A part of this frightens me somewhat. I mean, he’s going to be a big brother soon and though I know he’s full of love, I’m anxious to see how he will react to sharing attention with a tiny human in the house.
Luckily, I now have a snapshot of how he may react.
You see, the two four year-olds that were at daycare during the last year are starting school this year and one of them has been replaced by an adorable ten month-old little girl who started attending the in-home daycare my son goes to last week.
The first day she was there, the baby was a curiosity. Charles found her presence amusing at first and was as enthralled by her coming as the other kids were. He seemed quite ok with her presence and went about his usual business, even allowing his sitter to give her some attention 😉
On the second day, though, when he realized that the baby was probably there to stay, Charles started acting out. The sitter described him (not without a smirk) as having a good arm and a great aim. Apparently, Little Dude took to throwing things at the baby when he became frustrated with her. Oops!
Of course, we talked about this and I was really happy to hear about how she handled the situation. I have absolutely loved this sitter from day one. Besides the fact that she very clearly loves the children in her care, she is quite laid-back (she had no problems with the cloth diapers or baby-led weaning approach) and, as I learned last week, we are very much alike in our visions of discipline and child-rearing.
Since she does not believe that a toddler Charles’ age understands the concept of a time-out, she decided to use what she described to me as being the “velcro method” in which she had Little Dude follow her around and help with various tasks. This worked wonderfully with Charles as he loves to help around (ie: set the table, take the clothes out of the dryer).
On a side note, we actually do use time-outs at home, which we started a couple of months ago when Charles decided to start hitting when he was unhappy. Though we don’t put him in his room for a set number of time, we do have him go to his room. We try (I say “try” because, well, we are only human and sometimes just react) to use positive language instead of negative language (ie: “be gentle” instead of “no, don’t hit”) and try to put into words what he is feeling (“I know you’re angry/sad/frustrated…, but please be gentle”). Then, we tell him that he needs to go calm down and bring him to his room (he’s usually fine after a minute). After, we remind him of the behavior we want him to have, give him a hug and tell him we love him.

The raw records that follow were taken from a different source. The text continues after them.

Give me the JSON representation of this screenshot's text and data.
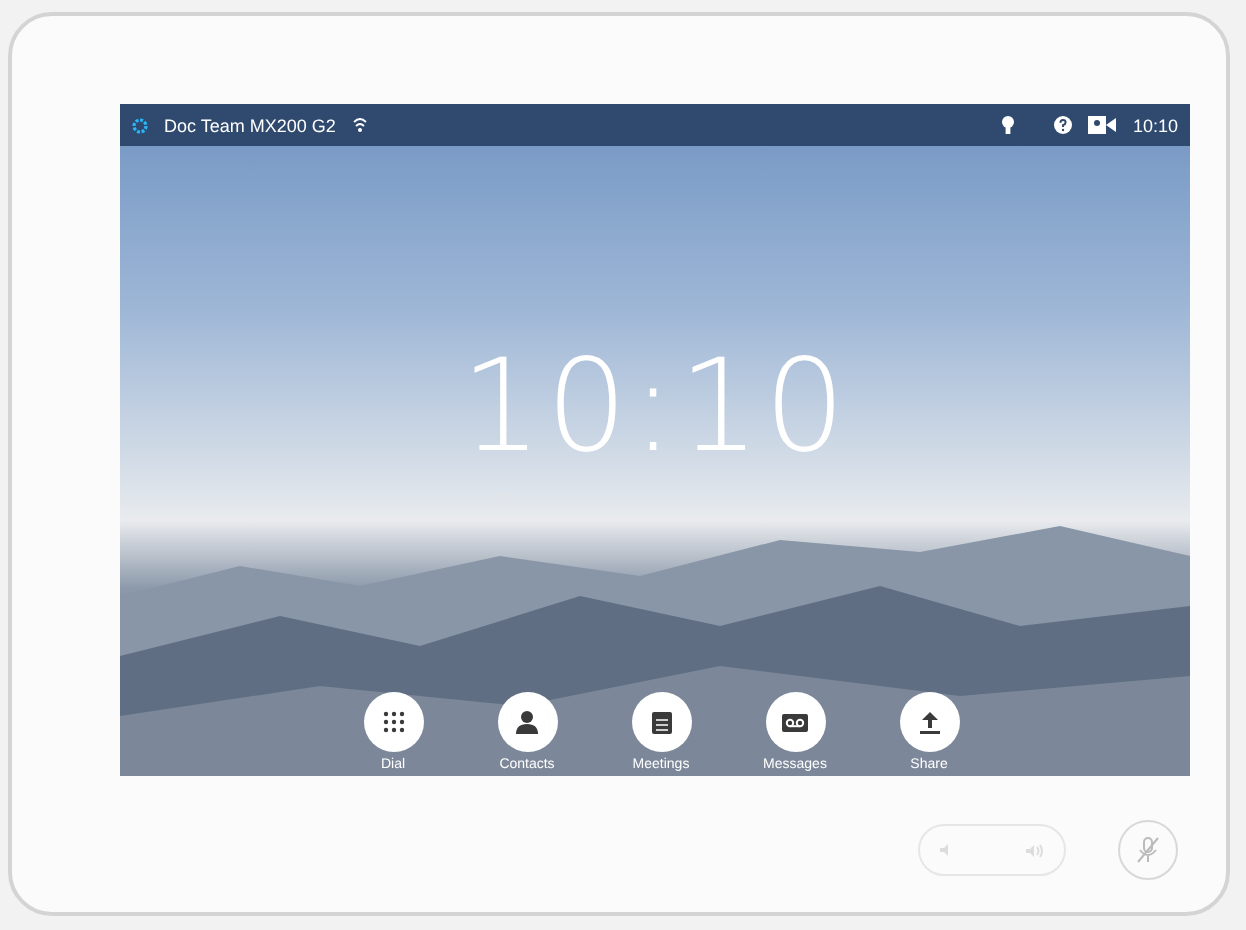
{
  "status_bar": {
    "device_name": "Doc Team MX200 G2",
    "time": "10:10"
  },
  "clock": "10:10",
  "actions": [
    {
      "label": "Dial",
      "kind": "dial"
    },
    {
      "label": "Contacts",
      "kind": "contacts"
    },
    {
      "label": "Meetings",
      "kind": "meetings"
    },
    {
      "label": "Messages",
      "kind": "messages"
    },
    {
      "label": "Share",
      "kind": "share"
    }
  ]
}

Things have now gotten to a point where when he starts acting out (ie: before a meltdown happens), we ask him if he needs to calm down and he generally nods, goes to his room on his own, turns on his white noise machine, closes the door and comes back out a minute or two later after turning off his noise machine in a super good mood. When he’s in full meltdown mode, or has an inappropriate behavior (like hitting), we tell him we think he needs to calm down instead of asking him and he generally goes to his room on his own. Sometimes, when he feels that he’s losing control, he’ll look at us, say “sleep” and go to his room on his own to calm down.
*Here’s to hoping I didn’t jinx myself by writing all of this out*
Anyway…back to daycare…
The next day, Charles was much more forgiving with regards to the 10 month-old. Instead of throwing something at her when he became irritated, he would start repeating “no, baby!” over and over again (in the tone one would use to scold a dog). Whenever his sitter heard him, she would ask him if he wanted a hug. He would, of course, always accept the hug and then go back to playing happily…until the baby annoyed him again LOL. Things are getting better and better every day and Charles doesn’t get annoyed with the baby as quickly now.

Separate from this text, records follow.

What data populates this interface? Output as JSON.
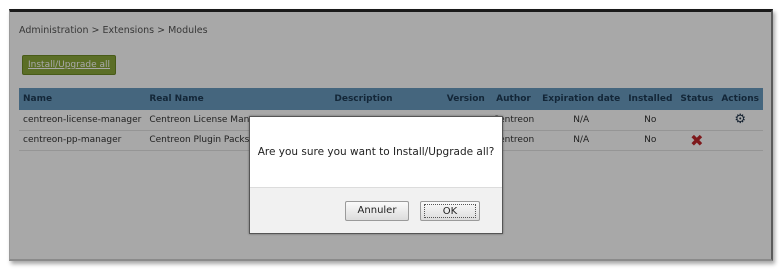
{
  "breadcrumb": "Administration  >  Extensions  >  Modules",
  "install_all_label": "Install/Upgrade all",
  "table": {
    "headers": [
      "Name",
      "Real Name",
      "Description",
      "Version",
      "Author",
      "Expiration date",
      "Installed",
      "Status",
      "Actions"
    ],
    "rows": [
      {
        "name": "centreon-license-manager",
        "real_name": "Centreon License Manage",
        "description": "",
        "version": "",
        "author": "Centreon",
        "expiration": "N/A",
        "installed": "No",
        "status_icon": "",
        "action_icon": "gear-icon"
      },
      {
        "name": "centreon-pp-manager",
        "real_name": "Centreon Plugin Packs Ma",
        "description": "",
        "version": "",
        "author": "Centreon",
        "expiration": "N/A",
        "installed": "No",
        "status_icon": "x-icon",
        "action_icon": ""
      }
    ]
  },
  "dialog": {
    "message": "Are you sure you want to Install/Upgrade all?",
    "cancel_label": "Annuler",
    "ok_label": "OK"
  },
  "colors": {
    "header_bg": "#6a9cbf",
    "install_button": "#8aa83a",
    "status_error": "#c0262b"
  }
}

I’m actually really happy that a younger child has started daycare as it has given me an idea of what to expect once Peanut arrives and has given me some ideas as to how to deal with Charles when he’s going to act out. I know that he will be an awesome big brother, but am still expecting him to not be pleased with the crying baby that will be frequently attached to his mom. I’ve already started to think of some of the things I will do to try to help with the transition:
- Wear the baby so that I can play with my son while nursing and holding Peanut.

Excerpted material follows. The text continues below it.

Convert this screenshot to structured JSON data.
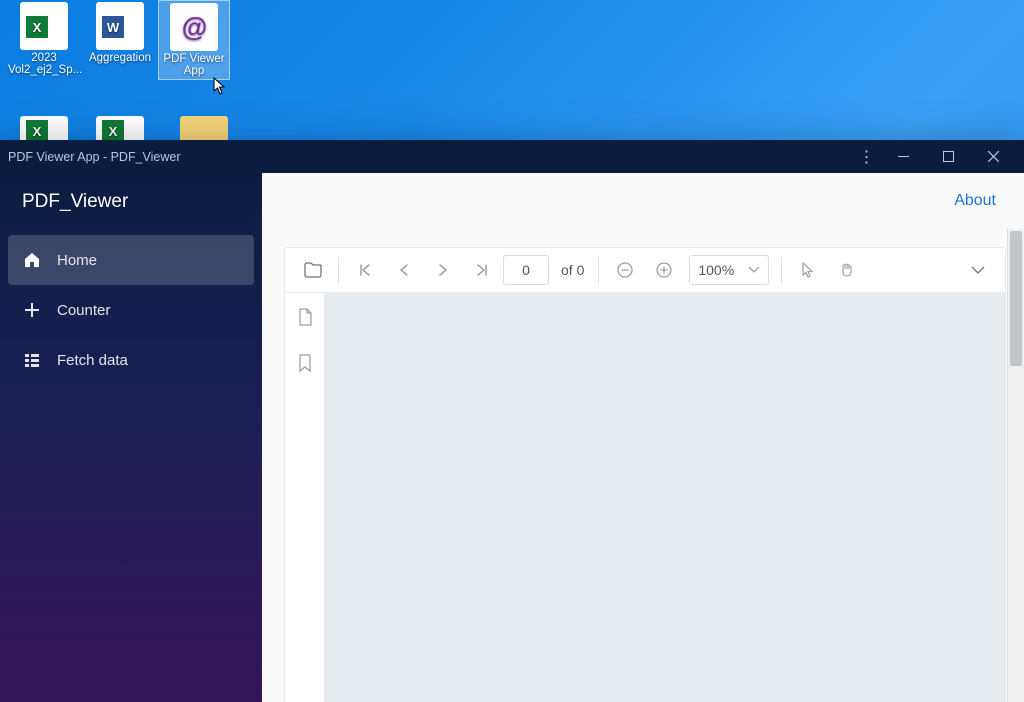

- Keep sending Charles to daycare 3-4 days per week (we pay for daycare whether he goes or not anyways) so that he can play with his older friends.
- Have Little Dude help me around the house (grabbing the baby’s clothes, putting the baby’s diaper in the garbage can, helping out with meal preparations…).
- Restarting swimming lessons so that Charles can have some alone time with one of his parents once a week.
How did your toddler/child react to the arrival of a second (or third…) child? What did you do to ease the transition? What have you found to work with regards to disciplining your toddler?